I watch my young Generation Z children on their devices, snapchatting their friends, checking Instagram, taking selfies, making “musicalies” sometimes all at once or with the TV on the background. I am quick to scorn them and tell them to focus on one thing at a time.
Then I find myself at my desk, full of papers, working on a project on the computer. Ding, my eyes dart to read a text. I pick up my phone to respond. Ring – my phone notifies me that our Facebook page has a new message so I better check. Then the phone rings – it’s a familiar number so I better pick it up. Thirty minutes later, I return to my computer screen, scan emails then wonder “what the heck was I working on”… I shuffle through my open files and discover I was working on this article.
Can you relate? Our multitasking, time-starved culture creates stressed scatterbrains out of the most will intentioned people. Our focus is always fragmented. We check emails while in traffic, send texts from the treadmill, check phones at dinner when nobody is looking. Often our attention jumps from one thing to the next all day long.

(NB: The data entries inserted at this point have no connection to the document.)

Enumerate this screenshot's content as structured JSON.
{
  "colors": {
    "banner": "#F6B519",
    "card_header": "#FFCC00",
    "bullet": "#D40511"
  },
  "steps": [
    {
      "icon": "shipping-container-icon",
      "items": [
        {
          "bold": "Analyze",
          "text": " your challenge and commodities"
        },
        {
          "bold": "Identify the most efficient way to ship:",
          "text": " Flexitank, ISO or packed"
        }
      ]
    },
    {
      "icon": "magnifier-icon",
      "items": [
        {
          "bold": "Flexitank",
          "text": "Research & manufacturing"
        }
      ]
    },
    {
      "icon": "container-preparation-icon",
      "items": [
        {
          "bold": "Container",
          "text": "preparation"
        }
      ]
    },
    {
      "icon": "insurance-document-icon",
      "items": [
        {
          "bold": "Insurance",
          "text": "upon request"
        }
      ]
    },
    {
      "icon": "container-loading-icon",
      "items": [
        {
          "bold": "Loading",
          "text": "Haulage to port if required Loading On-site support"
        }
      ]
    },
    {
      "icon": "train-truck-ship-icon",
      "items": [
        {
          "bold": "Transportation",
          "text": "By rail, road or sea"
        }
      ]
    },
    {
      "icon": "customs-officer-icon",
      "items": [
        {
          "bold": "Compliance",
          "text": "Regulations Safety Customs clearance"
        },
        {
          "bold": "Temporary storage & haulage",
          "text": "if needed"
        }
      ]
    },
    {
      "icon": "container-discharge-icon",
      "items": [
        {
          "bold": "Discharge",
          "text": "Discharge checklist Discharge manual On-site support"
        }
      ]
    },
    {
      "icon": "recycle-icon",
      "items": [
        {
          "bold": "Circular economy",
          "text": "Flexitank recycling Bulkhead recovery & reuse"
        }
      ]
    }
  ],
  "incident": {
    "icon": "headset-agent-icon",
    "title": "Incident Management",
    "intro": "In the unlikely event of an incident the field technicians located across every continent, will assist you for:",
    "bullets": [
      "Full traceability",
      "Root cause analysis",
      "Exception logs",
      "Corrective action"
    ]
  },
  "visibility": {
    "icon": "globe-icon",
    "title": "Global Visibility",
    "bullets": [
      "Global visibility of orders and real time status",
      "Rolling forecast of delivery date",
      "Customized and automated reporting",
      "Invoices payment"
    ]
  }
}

Sadly we are conditioned to accept and participate in this crazy high speed pace of modern living. We are always trying to get ahead. But researchers have found that multitasking leads to lower overall productivity, lower quality work and more mistakes. And the end result? More stress and even less time causing me to miss my workout – again. It’s a vicious cycle.
So what’s a busy gal to do when this frantic pace becomes your normal?
I have decided to s l o w things down in my life. It’s not easy either. I am training myself to have a more present, single-minded focus. And one powerful step towards doing so is MINDFULNESS.
What is mindfulness? It’s quite simply focusing on the present moment without judgement or evaluation. It’s about fully experiencing the now. I’m working on incorporating into every part of my life – at home, at work, in the gym, eating, grocery shopping, driving, homework with my kids. I am training my brain to only focus on what I’m doing at the present moment.
I have also taken to practising yoga to help me slow down. It has had a huge impact on helping me focus and breathe properly. It has taught me how to redirect my thinking to focus on the present moment.
I am happy to report that mindfulness is something you can train yourself to do. As you invest more time consciously being mindful, mindfulness will begin to happen naturally in everyday life.
And as far as yoga I am finding the more I do yoga, the more yoga works on me.